Whether you buy from a breeder or an animal shelter, the pup should be quietly friendly. To test people orientation, kneel down, clap your hands and enthusiastically call, “Hey, puppy, come on!” He should return your enthusiasm by coming merrily to lick your hands, regardless of what he was doing when you called. Test the pup individually and among its littermates. The two situations should have similar results.
If most of the time the puppy doesn’t come, do not buy him! There are a lot of dogs in the world and you are going to have yours a long time. So for ease of training, choose a sociable, responsive puppy. If under 14 weeks, test submissiveness by rolling the pup on his back and placing your palm on his chest between his front legs. Don’t look at him or laugh or talk. If he struggles, just continue to restrain until he relaxes. If you have perspiration dripping from your brow, and he’s still resisting furiously, find a more subdued puppy.

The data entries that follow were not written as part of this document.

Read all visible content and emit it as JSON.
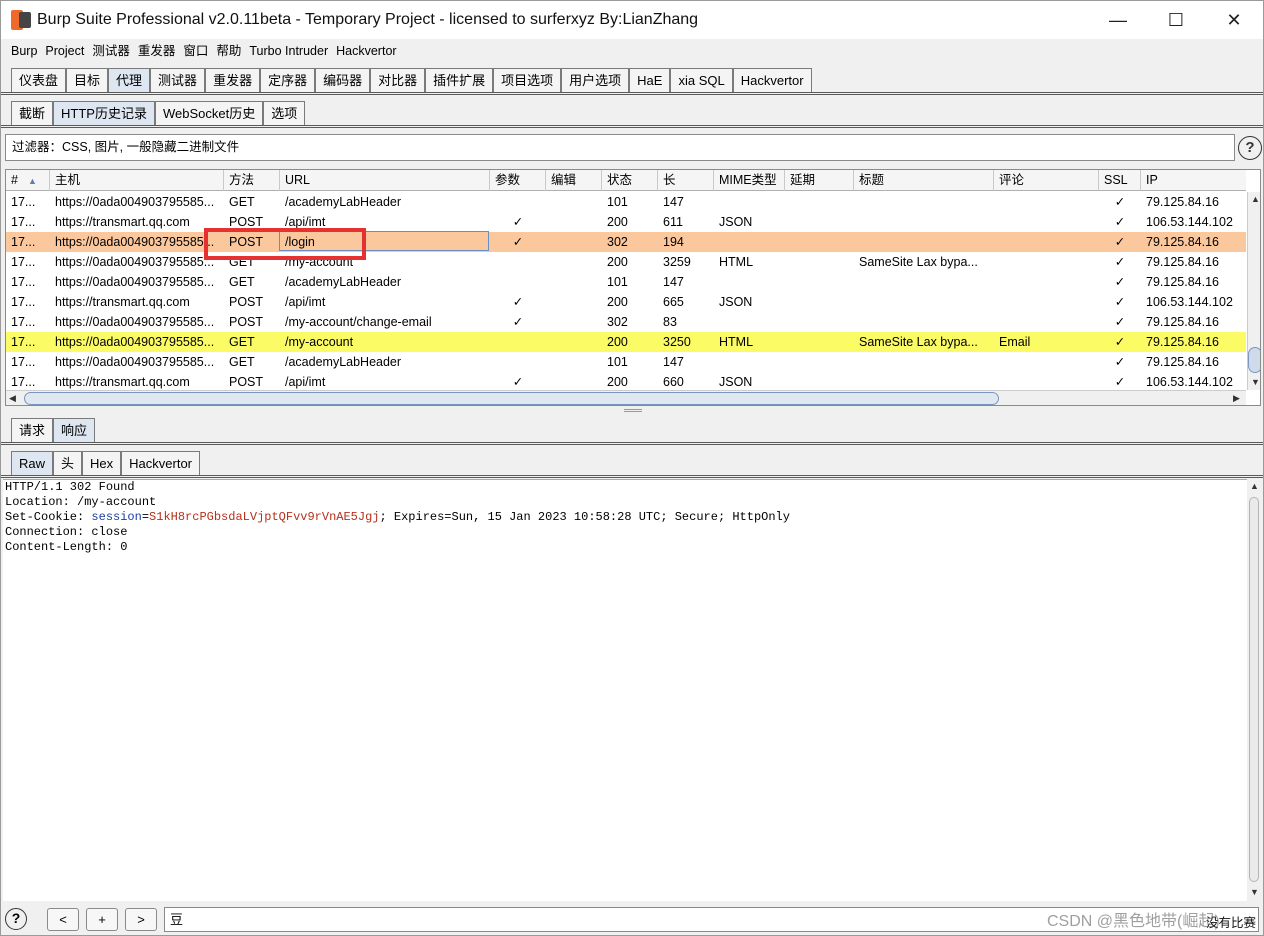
{
  "window": {
    "title": "Burp Suite Professional v2.0.11beta - Temporary Project - licensed to surferxyz By:LianZhang",
    "controls": [
      "—",
      "☐",
      "✕"
    ]
  },
  "menu": [
    "Burp",
    "Project",
    "测试器",
    "重发器",
    "窗口",
    "帮助",
    "Turbo Intruder",
    "Hackvertor"
  ],
  "main_tabs": [
    "仪表盘",
    "目标",
    "代理",
    "测试器",
    "重发器",
    "定序器",
    "编码器",
    "对比器",
    "插件扩展",
    "项目选项",
    "用户选项",
    "HaE",
    "xia SQL",
    "Hackvertor"
  ],
  "main_tabs_selected": 2,
  "proxy_tabs": [
    "截断",
    "HTTP历史记录",
    "WebSocket历史",
    "选项"
  ],
  "proxy_tabs_selected": 1,
  "filter_text": "过滤器：CSS, 图片, 一般隐藏二进制文件",
  "help_label": "?",
  "table": {
    "columns": [
      "#",
      "主机",
      "方法",
      "URL",
      "参数",
      "编辑",
      "状态",
      "长",
      "MIME类型",
      "延期",
      "标题",
      "评论",
      "SSL",
      "IP"
    ],
    "sort_arrow": "▲",
    "rows": [
      {
        "num": "17...",
        "host": "https://0ada004903795585...",
        "method": "GET",
        "url": "/academyLabHeader",
        "params": "",
        "status": "101",
        "length": "147",
        "mime": "",
        "title": "",
        "comment": "",
        "ssl": "✓",
        "ip": "79.125.84.16",
        "hl": ""
      },
      {
        "num": "17...",
        "host": "https://transmart.qq.com",
        "method": "POST",
        "url": "/api/imt",
        "params": "✓",
        "status": "200",
        "length": "611",
        "mime": "JSON",
        "title": "",
        "comment": "",
        "ssl": "✓",
        "ip": "106.53.144.102",
        "hl": ""
      },
      {
        "num": "17...",
        "host": "https://0ada004903795585...",
        "method": "POST",
        "url": "/login",
        "params": "✓",
        "status": "302",
        "length": "194",
        "mime": "",
        "title": "",
        "comment": "",
        "ssl": "✓",
        "ip": "79.125.84.16",
        "hl": "orange"
      },
      {
        "num": "17...",
        "host": "https://0ada004903795585...",
        "method": "GET",
        "url": "/my-account",
        "params": "",
        "status": "200",
        "length": "3259",
        "mime": "HTML",
        "title": "SameSite Lax bypa...",
        "comment": "",
        "ssl": "✓",
        "ip": "79.125.84.16",
        "hl": ""
      },
      {
        "num": "17...",
        "host": "https://0ada004903795585...",
        "method": "GET",
        "url": "/academyLabHeader",
        "params": "",
        "status": "101",
        "length": "147",
        "mime": "",
        "title": "",
        "comment": "",
        "ssl": "✓",
        "ip": "79.125.84.16",
        "hl": ""
      },
      {
        "num": "17...",
        "host": "https://transmart.qq.com",
        "method": "POST",
        "url": "/api/imt",
        "params": "✓",
        "status": "200",
        "length": "665",
        "mime": "JSON",
        "title": "",
        "comment": "",
        "ssl": "✓",
        "ip": "106.53.144.102",
        "hl": ""
      },
      {
        "num": "17...",
        "host": "https://0ada004903795585...",
        "method": "POST",
        "url": "/my-account/change-email",
        "params": "✓",
        "status": "302",
        "length": "83",
        "mime": "",
        "title": "",
        "comment": "",
        "ssl": "✓",
        "ip": "79.125.84.16",
        "hl": ""
      },
      {
        "num": "17...",
        "host": "https://0ada004903795585...",
        "method": "GET",
        "url": "/my-account",
        "params": "",
        "status": "200",
        "length": "3250",
        "mime": "HTML",
        "title": "SameSite Lax bypa...",
        "comment": "Email",
        "ssl": "✓",
        "ip": "79.125.84.16",
        "hl": "yellow"
      },
      {
        "num": "17...",
        "host": "https://0ada004903795585...",
        "method": "GET",
        "url": "/academyLabHeader",
        "params": "",
        "status": "101",
        "length": "147",
        "mime": "",
        "title": "",
        "comment": "",
        "ssl": "✓",
        "ip": "79.125.84.16",
        "hl": ""
      },
      {
        "num": "17...",
        "host": "https://transmart.qq.com",
        "method": "POST",
        "url": "/api/imt",
        "params": "✓",
        "status": "200",
        "length": "660",
        "mime": "JSON",
        "title": "",
        "comment": "",
        "ssl": "✓",
        "ip": "106.53.144.102",
        "hl": ""
      }
    ]
  },
  "req_resp_tabs": [
    "请求",
    "响应"
  ],
  "req_resp_selected": 1,
  "view_tabs": [
    "Raw",
    "头",
    "Hex",
    "Hackvertor"
  ],
  "view_selected": 0,
  "response_lines": [
    {
      "text": "HTTP/1.1 302 Found"
    },
    {
      "text": "Location: /my-account"
    },
    {
      "pre": "Set-Cookie: ",
      "key": "session",
      "eq": "=",
      "val": "S1kH8rcPGbsdaLVjptQFvv9rVnAE5Jgj",
      "post": "; Expires=Sun, 15 Jan 2023 10:58:28 UTC; Secure; HttpOnly"
    },
    {
      "text": "Connection: close"
    },
    {
      "text": "Content-Length: 0"
    }
  ],
  "search": {
    "help": "?",
    "prev": "<",
    "add": "+",
    "next": ">",
    "value": "豆",
    "status": "没有比赛"
  },
  "watermark": "CSDN @黑色地带(崛起)",
  "colors": {
    "orange_row": "#fbc79d",
    "yellow_row": "#fbfb66",
    "annotation_box": "#e5312f"
  }
}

- Overly-possessive pups. You should be able to approach and remove anything the puppy is eating, chewing or playing with no matter how delicious or intriguing. Silent and confident, walk over and remove his prize, opening his mouth if necessary.
- The bully who struts stiff-legged, attacking his litter-mates at every opportunity. This dog will need ongoing, careful training.
- Timid or very inactive pups. Your puppy should be alert, curious and happy. Always schedule a veterinarian exam immediately after purchase to confirm that your puppy is as healthy as he seems.